L’ouvrage Stratégies et structures est, essentiellement, un ouvrage de descriptions organisationnelles. Ces études comparatives présentent quatre dimensions de l’intégration verticale. Celles-ci sont présentées par des descriptions organisationnelles de grandes firmes historiques de l’économie des Etats-Unis ; elles exemplifient également quatre dimensions de la problématique propre à la gestion, lors du développement d’une firme. C’est, en effet, le cumul des fonctions et des organisations qui oblige les gestionnaires : soit à rester avec leur structure initiale et ne pas se développer, soit à innover une nouvelle organisation. L’innovation organisationnelle est une manière de développer l’entreprise, pour que les gestionnaires, tel que le dit si pertinemment Brown, « [y voient] plus clair ». C'est-à-dire cette aptitude à prendre conscience de l’inadéquation de l’organisation vis-à-vis d’une meilleure économie de la coordination des biens.

Pour les gestionnaires d’une entreprise, le souci de visibilité prend la forme d’un besoin de données chiffrées sur les activités de l’entreprise ; l’organisation vise à fixer le périmètre de chaque entité fonctionnelle et de définir strictement chacune des responsabilités du management opérationnel.

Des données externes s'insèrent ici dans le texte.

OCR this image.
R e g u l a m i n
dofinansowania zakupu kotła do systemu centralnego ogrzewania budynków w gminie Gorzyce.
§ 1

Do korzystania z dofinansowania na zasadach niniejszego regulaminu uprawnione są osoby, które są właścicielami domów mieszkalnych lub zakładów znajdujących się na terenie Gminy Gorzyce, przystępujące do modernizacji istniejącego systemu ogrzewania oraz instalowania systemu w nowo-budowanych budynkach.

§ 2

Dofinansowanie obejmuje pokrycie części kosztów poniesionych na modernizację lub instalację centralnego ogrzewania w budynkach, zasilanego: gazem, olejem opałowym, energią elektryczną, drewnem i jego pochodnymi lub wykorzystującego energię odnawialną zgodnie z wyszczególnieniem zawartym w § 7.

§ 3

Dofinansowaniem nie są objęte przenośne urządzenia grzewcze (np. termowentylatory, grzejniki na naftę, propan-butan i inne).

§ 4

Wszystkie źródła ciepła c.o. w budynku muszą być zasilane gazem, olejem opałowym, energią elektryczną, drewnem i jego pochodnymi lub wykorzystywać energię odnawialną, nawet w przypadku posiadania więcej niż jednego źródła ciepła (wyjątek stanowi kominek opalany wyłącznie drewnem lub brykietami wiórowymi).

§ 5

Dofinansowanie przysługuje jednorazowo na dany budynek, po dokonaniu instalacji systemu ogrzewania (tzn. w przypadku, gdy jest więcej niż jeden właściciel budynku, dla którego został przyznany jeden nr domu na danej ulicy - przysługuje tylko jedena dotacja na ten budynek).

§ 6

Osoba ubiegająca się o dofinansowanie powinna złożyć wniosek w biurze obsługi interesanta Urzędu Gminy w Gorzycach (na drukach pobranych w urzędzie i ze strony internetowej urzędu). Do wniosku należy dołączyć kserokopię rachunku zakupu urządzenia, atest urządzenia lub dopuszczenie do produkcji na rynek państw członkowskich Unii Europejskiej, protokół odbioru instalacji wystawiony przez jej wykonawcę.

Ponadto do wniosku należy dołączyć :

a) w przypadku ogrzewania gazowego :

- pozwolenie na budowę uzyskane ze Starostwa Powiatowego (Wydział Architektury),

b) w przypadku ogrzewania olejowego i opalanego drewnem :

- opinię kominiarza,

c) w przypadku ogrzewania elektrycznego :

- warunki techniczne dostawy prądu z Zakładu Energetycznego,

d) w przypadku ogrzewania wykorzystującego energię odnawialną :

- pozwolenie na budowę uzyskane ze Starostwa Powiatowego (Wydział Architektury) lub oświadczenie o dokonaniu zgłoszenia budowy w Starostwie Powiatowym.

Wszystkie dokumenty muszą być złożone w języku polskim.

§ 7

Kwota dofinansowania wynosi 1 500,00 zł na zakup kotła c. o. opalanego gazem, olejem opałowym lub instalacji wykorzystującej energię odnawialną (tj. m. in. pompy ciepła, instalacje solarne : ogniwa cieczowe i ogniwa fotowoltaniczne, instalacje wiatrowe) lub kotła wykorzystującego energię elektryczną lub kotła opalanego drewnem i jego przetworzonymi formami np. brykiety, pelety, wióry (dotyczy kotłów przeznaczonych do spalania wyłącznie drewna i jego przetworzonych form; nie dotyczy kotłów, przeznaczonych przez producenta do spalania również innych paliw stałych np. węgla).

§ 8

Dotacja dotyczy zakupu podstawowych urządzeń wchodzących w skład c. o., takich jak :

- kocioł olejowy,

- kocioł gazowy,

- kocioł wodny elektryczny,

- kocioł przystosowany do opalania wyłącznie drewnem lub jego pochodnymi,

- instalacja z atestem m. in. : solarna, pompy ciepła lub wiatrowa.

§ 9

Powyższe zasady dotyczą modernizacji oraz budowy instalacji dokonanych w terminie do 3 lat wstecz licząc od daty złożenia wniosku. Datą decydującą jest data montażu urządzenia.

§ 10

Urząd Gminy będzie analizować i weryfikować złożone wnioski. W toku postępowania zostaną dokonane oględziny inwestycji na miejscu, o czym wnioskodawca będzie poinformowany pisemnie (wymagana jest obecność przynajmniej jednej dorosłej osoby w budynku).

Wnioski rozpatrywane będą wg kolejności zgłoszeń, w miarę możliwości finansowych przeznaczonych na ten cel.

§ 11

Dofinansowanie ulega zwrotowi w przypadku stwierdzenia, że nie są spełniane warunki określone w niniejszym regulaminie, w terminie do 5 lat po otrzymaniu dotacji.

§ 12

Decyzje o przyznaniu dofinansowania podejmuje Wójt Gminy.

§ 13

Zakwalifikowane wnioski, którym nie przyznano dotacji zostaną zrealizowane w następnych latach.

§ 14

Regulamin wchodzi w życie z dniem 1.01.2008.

Nous verrons, dans La main visible des managers, que chaque outil de gestion correspond à son degré de prévisibilité, de rapidité : pourvoir à la connaissance des flux de l’entreprise. C'est-à-dire la visibilité du lien entre la production et la distribution du produit.

Problématiques de l'auteur

Par « entreprise industrielle », Chandler entend nommer « toute grosse entreprise privée, orientée vers le profit, qui intervient, au moins partiellement, dans la chaîne des opérations industrielles subies par les produits, depuis l’approvisionnement en matière première, jusqu’à la vente des produits finis » (p.34). L’entreprise est une entité juridique, mais également un agent économique : « une sous-espèce de ce que Werner Sombart a appelé l’entreprise capitaliste qui, en tant qu’organisme économique indépendant est placé au-dessus des individus qui le constituent. Cette entité devient ensuite l’agent dans toutes les transactions et mène, pour ainsi dire, une vie propre, souvent plus longue que celle des hommes qui la compose » (p.34).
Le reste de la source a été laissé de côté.